It is estimated that one in three children experience significant difficulties in learning to read. Accroding to stats from Iaquinta's article, a child who is a poor reader in first grade is 88% more likely to remain a poor reader in fourth grade.
Guided reading has become what is known as "the best practice" for today's balanced literacy instruction, and is a great tool to help usher young readers into stronger fluency.
According to Iaquinta, guided reading has three different purposes:
- to meet the varying instructional needs of all the students in the classroom, enabling them to greatly expand their reading powers.
- to teach students to read increasingly difficult texts with understanding and fluency
- to construct meaning while using problem-solving strategies to figure out unfamiliar words that deal with complex stench structures, and understand concepts or ideas not previously encountered.

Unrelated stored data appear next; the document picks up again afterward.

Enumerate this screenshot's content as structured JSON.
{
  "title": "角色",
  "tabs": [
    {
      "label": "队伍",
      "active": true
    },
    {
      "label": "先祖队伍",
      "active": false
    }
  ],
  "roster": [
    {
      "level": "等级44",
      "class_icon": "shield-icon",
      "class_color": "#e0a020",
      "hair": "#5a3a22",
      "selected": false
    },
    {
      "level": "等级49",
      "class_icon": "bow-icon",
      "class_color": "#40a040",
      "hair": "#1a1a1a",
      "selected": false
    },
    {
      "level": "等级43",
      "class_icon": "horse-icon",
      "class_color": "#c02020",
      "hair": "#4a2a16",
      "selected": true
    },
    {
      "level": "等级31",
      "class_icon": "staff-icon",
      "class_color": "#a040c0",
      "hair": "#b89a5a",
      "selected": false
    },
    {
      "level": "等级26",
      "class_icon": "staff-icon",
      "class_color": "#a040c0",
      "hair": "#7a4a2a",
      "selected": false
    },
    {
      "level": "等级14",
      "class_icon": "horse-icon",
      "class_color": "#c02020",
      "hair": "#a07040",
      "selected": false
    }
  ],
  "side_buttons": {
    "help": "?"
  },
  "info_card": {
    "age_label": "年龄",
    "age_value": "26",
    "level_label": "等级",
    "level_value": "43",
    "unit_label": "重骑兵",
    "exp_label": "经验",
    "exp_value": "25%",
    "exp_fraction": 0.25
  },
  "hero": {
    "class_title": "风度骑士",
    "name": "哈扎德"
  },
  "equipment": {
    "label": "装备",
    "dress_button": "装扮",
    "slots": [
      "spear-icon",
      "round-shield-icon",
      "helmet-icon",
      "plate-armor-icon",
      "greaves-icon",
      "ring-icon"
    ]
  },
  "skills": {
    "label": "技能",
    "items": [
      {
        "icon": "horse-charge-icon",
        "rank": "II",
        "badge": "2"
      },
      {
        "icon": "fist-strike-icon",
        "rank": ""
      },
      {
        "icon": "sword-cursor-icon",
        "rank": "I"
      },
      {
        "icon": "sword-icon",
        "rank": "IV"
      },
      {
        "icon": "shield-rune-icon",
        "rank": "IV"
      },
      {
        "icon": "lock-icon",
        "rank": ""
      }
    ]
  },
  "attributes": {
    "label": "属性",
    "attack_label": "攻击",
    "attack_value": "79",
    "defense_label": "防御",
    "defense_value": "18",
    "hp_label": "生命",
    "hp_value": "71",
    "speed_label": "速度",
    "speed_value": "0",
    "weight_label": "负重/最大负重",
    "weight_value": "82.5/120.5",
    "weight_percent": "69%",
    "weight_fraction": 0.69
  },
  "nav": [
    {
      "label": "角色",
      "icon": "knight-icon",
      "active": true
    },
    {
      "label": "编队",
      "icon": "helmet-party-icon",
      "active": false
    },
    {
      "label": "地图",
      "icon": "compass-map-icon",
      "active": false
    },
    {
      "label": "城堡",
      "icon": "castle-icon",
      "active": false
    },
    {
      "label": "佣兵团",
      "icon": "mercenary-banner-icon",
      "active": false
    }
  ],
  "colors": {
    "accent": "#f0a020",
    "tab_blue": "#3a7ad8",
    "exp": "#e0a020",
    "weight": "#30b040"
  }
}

With this said, material should provide a challenge that is just right for the student. A couple questions I will leave you with:
- How do you balance pushing a student enough, but not too much when it comes to level of guided reading?
- What are ways you can make sure you are not overlooking the student's personal needs when orchestrating guided reading?
During a guided reading lesson, students need to be grouped with students of the same reading level. This way, no student will really be ahead of the others or behind in terms of reading through the text. Also, grouping children of the same reading level will help the confidence level of the students because they will all be reading their text at the same pace.